A man who became famous in 1970 by skiing down Mt. Everest completed his third summit of the world’s highest peak at the record age of 80.
Upon reaching the 29,029-foot summit at 9:05 a.m. local time Yuichiro Miura and his son Gota made a phone call to his daughter Emili.
“I made it!” Miura said over the phone. “I never imagined I could make it to the top of Mount Everest at age 80. This is the world’s best feeling, although I’m totally exhausted. Even at 80, I can still do quite well.”
Emili, whose reaction was being broadcast live over NHK, smiled and clapped.

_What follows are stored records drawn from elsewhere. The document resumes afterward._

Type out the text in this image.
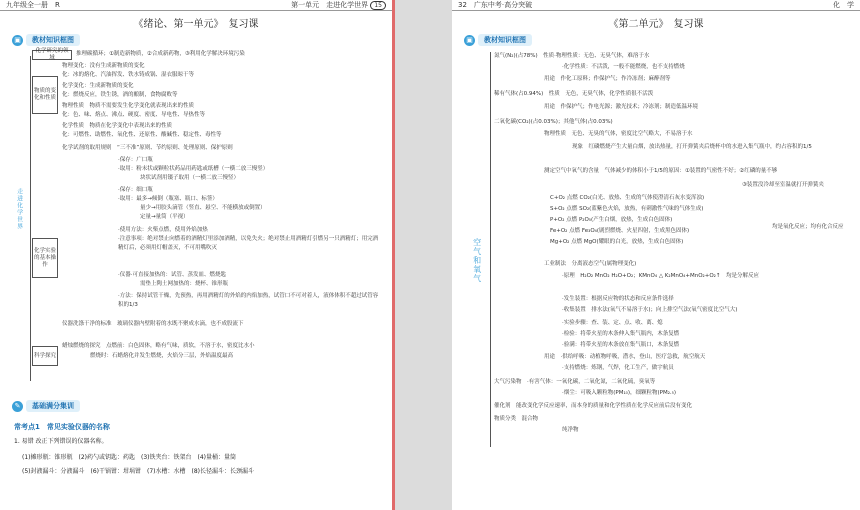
九年级全一册　R	第一单元　走进化学世界 15
《绪论、第一单元》　复习课
▣	教材知识框图
走进化学世界
化学研究的领域
物质的变化和性质
化学实验的基本操作
科学探究
推理碳循环；①制造新物质，②合成新药物，③利用化学解决环境污染
物理变化：没有生成新物质的变化
化：冰的熔化、汽油挥发、铁水铸成锅、湿衣服晾干等
化学变化：生成新物质的变化
化：燃烧反应，铁生锈，酒的酿制，食物腐败等
物理性质　物质不需要发生化学变化就表现出来的性质
化：色、味、熔点、沸点、硬度、密度、导电性、导热性等
化学性质　物质在化学变化中表现出来的性质
化：可燃性、助燃性、氧化性、还原性、酸碱性、稳定性、毒性等
化学试剂的取用规则　“三不准”原则、节约原则、处理原则、保护原则
·保存：广口瓶
·取用：粉末状或颗粒状药品用药匙或纸槽（一横二放三慢竖）
块状试剂用镊子取用（一横二放三慢竖）
·保存：细口瓶
·取用：最多→倾倒（瓶塞、瓶口、标签）
量少→用胶头滴管（竖直、悬空、不能横放或倒置）
定量→量筒（平视）
·使用方法：火柴点燃，使用外焰加热
·注意事项：绝对禁止向燃着的酒精灯里添加酒精，以免失火；绝对禁止用酒精灯引燃另一只酒精灯；用完酒精灯后，必须用灯帽盖灭，不可用嘴吹灭
·仪器·可直接加热的：试管、蒸发皿、燃烧匙
需垫上陶土网加热的：烧杯、锥形瓶
·方法：保持试管干燥，先预热，再用酒精灯的外焰的内焰加热，试管口不可对着人，液体体积不超过试管容积的1/3
仪器洗涤干净的标准　玻璃仪器内壁附着的水既不聚成水滴，也不成股流下
蜡烛燃烧的探究　点燃前：白色固体，略有气味，质软，不溶于水，密度比水小
燃烧时：石蜡熔化并发生燃烧，火焰分三层，外焰温度最高
✎	基础满分集训
常考点1　常见实验仪器的名称
1. 易错 改正下列错误的仪器名称。
(1)摊形瓶：锥形瓶　(2)药勺或钥匙：药匙　(3)铁夹台：铁架台　(4)量桶：量筒
(5)封液漏斗：分液漏斗　(6)干锅钳：坩埚钳　(7)水槽：水槽　(8)长径漏斗：长颈漏斗
32　广东中考·高分突破	化　学
《第二单元》　复习课
▣	教材知识框图
空气和氧气
氮气(N₂)(占78%)　性质·物理性质：无色、无臭气体，难溶于水
·化学性质：不活泼，一般不能燃烧，也不支持燃烧
用途　作化工原料；作保护气；作冷冻剂；麻醉剂等
稀有气体(占0.94%)　性质　无色，无臭气体，化学性质很不活泼
用途　作保护气；作电光源；激光技术；冷冻剂；制造低温环境
二氧化碳(CO₂)(占0.03%)；其他气体(占0.03%)
物理性质　无色、无臭的气体，密度比空气略大，不易溶于水
现象　红磷燃烧产生大量白烟，放出热量，打开弹簧夹后烧杯中的水进入集气瓶中，约占容积的1/5
测定空气中氧气的含量　气体减少的体积小于1/5的原因：①装置的气密性不好；②红磷的量不够
③装置没冷却至室温就打开弹簧夹
C+O₂ 点燃 CO₂(白光、放热、生成的气体使澄清石灰水变浑浊)
S+O₂ 点燃 SO₂(蓝紫色火焰，放热，有刺激性气味的气体生成)
P+O₂ 点燃 P₂O₅(产生白烟，放热，生成白色固体)
Fe+O₂ 点燃 Fe₃O₄(剧烈燃烧、火星四射，生成黑色固体)
Mg+O₂ 点燃 MgO(耀眼的白光，放热，生成白色固体)
均是氧化反应；均有化合反应
工业制法　分离液态空气(属物理变化)
·原理　H₂O₂ MnO₂ H₂O+O₂；KMnO₄ △ K₂MnO₄+MnO₂+O₂↑　均是分解反应
·发生装置：根据反应物的状态和反应条件选择
·收集装置　排水法(氧气不易溶于水)；向上排空气法(氧气密度比空气大)
·实验步骤：查、装、定、点、收、离、熄
·检验：将带火星的木条伸入集气瓶内，木条复燃
·验满：将带火星的木条放在集气瓶口，木条复燃
用途　·供给呼吸：动植物呼吸，潜水，登山，医疗急救，航空航天
·支持燃烧：炼钢，气焊，化工生产，做宇航员
大气污染物　·有害气体：一氧化碳，二氧化氮，二氧化硫，臭氧等
·烟尘：可吸入颗粒物(PM₁₀)，细颗粒物(PM₂.₅)
催化剂　能改变化学反应速率，而本身的质量和化学性质在化学反应前后没有变化
物质分类　混合物
纯净物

“It is to challenge [my] own ultimate limit,” Miura had written on his expedition website. “It is to honor the great Mother Nature. And if the limit of age 80 is at the summit of Mt. Everest, the highest place on earth, one can never be happier.”
The feat was all the more meaningful for Miura because in January he had had heart surgery to correct his irregular heartbeat. That was his fourth heart operation since 2007. He had also suffered a broken pelvis and left thigh bone in a 2009 skiing accident.
Miura has built his life around implausible feats of daring and endurance. In his youth he built a reputation as a daredevil skier, following in the footsteps of his father Keizo Miura, another legendary skier. In 1970 Yuichiro skied down 4,000 vertical feet from Everest’s South Col. The slope is steep enough to require him to use a parachute to slow his descent. The feat was immortalized in the 1975 documentary “The Man Who Skied Down Everest”. The film became the first sports documentary to win an Oscar.
This was Miura’s third time on the summit of Everest. Miura first summited Everest at the age of 70 and set a record as the oldest to perform the feat. At the age of 75 he became the only man to make the climb twice in his 70s. His second ascent, which occurred in 2008, was partially overshadowed by the successful summit a day earlier by a 76-year-old Nepali climber Min Bahadur Sherchan.
Sherchan, now 81, threatens to overshadow Miura’s feat yet again by summiting Everest next week. On Wednesday Sherchan had said during a call from base camp that he was “ready to take up the challenge.” He said he was in good health now despite the severe digestive problems he had suffered several days ago.